Jonas Cattell, foxhunter and revolutionary hero, will be honored with a seven-foot bronze statue to be erected in Haddonfield, New Jersey. We foxhunters know about Cattell’s exploits in the hunting field thanks to Alexander Mackay-Smith’s classic book, The American Foxhound: 1747–1967, but I never knew about Cattell’s heroism during the American Revolution. He turned the misfortune of his arrest by Hessian mercenaries into advantage for the Colonial cause.
Cattell whipped-in for the Gloucester Foxhunting Club, the first organized foxhunting club in North America. It was founded in 1766 by a group of Philadelphia gentlemen and named for Gloucester County, New Jersey, directly across the Delaware River. According to Mackay-Smith, quoting Clifton Lisle describing their sport, “When Cupid, the huntsman who succeeded Old Natty, was in the saddle with Jonas Cattell whipping-in to him, amazing runs were made.”
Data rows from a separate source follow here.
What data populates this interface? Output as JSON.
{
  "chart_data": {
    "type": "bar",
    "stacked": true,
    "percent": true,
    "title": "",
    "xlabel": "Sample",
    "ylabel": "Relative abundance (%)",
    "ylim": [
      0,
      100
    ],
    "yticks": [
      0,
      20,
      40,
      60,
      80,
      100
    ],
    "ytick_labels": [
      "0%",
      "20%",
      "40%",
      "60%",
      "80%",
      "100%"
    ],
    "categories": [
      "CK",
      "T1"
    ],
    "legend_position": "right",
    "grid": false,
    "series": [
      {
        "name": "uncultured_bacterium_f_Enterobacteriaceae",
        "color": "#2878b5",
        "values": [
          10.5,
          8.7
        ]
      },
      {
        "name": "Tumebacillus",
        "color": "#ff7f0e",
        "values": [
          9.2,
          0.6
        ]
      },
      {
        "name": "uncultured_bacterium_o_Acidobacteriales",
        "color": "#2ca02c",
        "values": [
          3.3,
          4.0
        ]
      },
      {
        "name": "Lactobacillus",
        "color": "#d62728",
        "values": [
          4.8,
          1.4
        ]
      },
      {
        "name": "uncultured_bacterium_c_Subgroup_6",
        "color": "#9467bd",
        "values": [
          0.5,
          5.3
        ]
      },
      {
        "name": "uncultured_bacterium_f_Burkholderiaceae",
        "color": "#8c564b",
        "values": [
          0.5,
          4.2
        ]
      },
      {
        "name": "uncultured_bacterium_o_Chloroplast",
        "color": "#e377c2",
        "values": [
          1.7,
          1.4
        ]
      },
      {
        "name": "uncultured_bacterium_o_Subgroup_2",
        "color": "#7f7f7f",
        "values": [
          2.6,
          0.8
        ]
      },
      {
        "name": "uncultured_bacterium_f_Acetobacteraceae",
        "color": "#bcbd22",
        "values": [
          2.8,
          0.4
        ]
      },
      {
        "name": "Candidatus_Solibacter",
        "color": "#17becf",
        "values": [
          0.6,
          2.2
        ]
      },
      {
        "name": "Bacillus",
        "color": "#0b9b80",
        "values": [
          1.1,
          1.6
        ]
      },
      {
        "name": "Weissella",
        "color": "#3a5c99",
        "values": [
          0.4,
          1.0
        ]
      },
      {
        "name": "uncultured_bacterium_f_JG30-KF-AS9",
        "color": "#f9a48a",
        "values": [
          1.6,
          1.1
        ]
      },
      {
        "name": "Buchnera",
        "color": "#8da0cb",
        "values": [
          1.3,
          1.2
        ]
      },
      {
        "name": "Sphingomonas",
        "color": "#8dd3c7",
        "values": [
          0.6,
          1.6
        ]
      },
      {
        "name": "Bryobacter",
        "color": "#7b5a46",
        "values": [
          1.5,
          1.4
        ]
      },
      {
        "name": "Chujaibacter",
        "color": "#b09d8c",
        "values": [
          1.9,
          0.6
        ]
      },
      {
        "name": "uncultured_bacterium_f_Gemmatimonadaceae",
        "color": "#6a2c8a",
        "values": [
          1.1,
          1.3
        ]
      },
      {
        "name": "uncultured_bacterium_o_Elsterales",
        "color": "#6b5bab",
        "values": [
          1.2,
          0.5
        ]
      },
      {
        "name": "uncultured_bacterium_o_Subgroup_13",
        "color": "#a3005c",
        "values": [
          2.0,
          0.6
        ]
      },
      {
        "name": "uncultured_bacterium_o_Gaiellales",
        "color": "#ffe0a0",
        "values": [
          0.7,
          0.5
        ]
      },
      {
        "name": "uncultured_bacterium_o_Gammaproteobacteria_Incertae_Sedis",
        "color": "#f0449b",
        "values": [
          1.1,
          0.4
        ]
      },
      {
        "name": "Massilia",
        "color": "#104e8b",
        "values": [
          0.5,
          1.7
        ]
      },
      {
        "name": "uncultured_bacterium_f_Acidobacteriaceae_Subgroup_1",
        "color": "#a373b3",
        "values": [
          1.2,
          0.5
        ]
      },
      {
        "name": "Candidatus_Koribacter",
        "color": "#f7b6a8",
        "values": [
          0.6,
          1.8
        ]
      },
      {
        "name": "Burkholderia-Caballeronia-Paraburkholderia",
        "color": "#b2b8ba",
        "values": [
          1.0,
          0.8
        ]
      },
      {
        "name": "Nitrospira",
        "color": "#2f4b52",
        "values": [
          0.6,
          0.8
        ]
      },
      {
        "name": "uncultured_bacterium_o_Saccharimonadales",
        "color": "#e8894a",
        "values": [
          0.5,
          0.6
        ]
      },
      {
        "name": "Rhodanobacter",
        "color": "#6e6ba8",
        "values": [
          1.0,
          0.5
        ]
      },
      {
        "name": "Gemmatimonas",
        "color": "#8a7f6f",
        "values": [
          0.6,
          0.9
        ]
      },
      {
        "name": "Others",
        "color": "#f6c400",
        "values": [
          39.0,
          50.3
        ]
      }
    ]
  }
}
“In 1798, for example, one is recorded that went to Salem, a distance of forty miles by the map from find to kill. Another ended on the ice of the Delaware, a Jersey fox crossing it with fifteen couple of hounds not a hundred yards from his brush—to be rolled over just short of the Jersey shore. Robert Wharton, president of the club at that time, was the first man up, next to Jonas Cattell, the whipper-in, who had crossed the river on foot.”